I decided to be quiet and listen. Paris’s approach had some interesting lessons for the UK. First, “the French government always pays for infrastructure. It’s tradition”. So, as tradition demands, they are pouring €50bn (£36bn) into building 80km of new subways and eight new stations in and around Paris.

The UK government should take a leaf from the French government’s Paris playbook. For example, we need to link all of our northern cities with a high-speed HS3 to supercharge the northern powerhouse. We must also build 1.5 million more homes and double London’s transport capacity if we are to deal with the three million more Londoners coming by 2050. Only a combined public- and private-sector approach will reach these gigantic goals.

France had a policy of a close friendship with China, even in the darkest days of Sino-Western relations, and China has a long memory.
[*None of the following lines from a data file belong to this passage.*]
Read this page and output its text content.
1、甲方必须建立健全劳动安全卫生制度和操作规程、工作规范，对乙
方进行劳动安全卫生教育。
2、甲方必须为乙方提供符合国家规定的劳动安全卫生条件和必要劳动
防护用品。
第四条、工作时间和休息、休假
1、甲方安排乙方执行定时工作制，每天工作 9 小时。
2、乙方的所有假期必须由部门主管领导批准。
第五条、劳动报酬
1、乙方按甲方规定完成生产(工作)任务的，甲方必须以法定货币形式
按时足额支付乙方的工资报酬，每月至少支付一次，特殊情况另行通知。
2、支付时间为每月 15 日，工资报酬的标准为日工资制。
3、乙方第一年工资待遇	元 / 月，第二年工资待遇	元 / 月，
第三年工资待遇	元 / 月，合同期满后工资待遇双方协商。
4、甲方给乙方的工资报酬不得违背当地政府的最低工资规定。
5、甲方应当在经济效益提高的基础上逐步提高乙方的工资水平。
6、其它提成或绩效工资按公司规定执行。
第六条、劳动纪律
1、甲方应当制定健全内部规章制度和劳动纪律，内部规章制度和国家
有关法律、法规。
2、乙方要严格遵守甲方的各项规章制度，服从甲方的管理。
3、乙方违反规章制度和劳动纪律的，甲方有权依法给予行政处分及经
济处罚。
China’s sovereign wealth fund is co-investing with France’s CDC to pour €1bn into Paris’s infrastructure. So, if George Osborne gets his China friendship policy right, then there could be a massive infrastructure and investment dividend for the UK.

London is still number-one city for outbound Asian capital though. London property is perceived as a prestige brand and is still cheap compared with hyper-crowded Hong Kong. Our clients were clear: “London every time: the language, the relatively light regulation and tax and the shopping. We’ve looked at buying in the US, but the extra-territorial tax and complex structuring just kills our returns.”

Asian investors are also increasingly attracted to the UK regions. They see capital values still below trend with potentially another 10%-15% growth to go. We talked to agents who structured Maple Tree’s (the Singaporean investor) £4bn global fund. Maple Tree is busy deploying it in the UK regions: £400m into student housing at 6% and £365m last month into Manchester, Bristol and Aberdeen offices. 2016 could be the regions’ year.

Asia’s vast capital reserves will forge the future. China has more than $2 trillion worth and is still the US’s biggest creditor. China has also, as its People’s Daily said, “shown the world the Western way is not the only way to modernise”. And now Asian decisions discussed at this conference will substantially determine the price of commercial property in the UK and across the Western world. In our time the balance of economic power between east and west is reversing.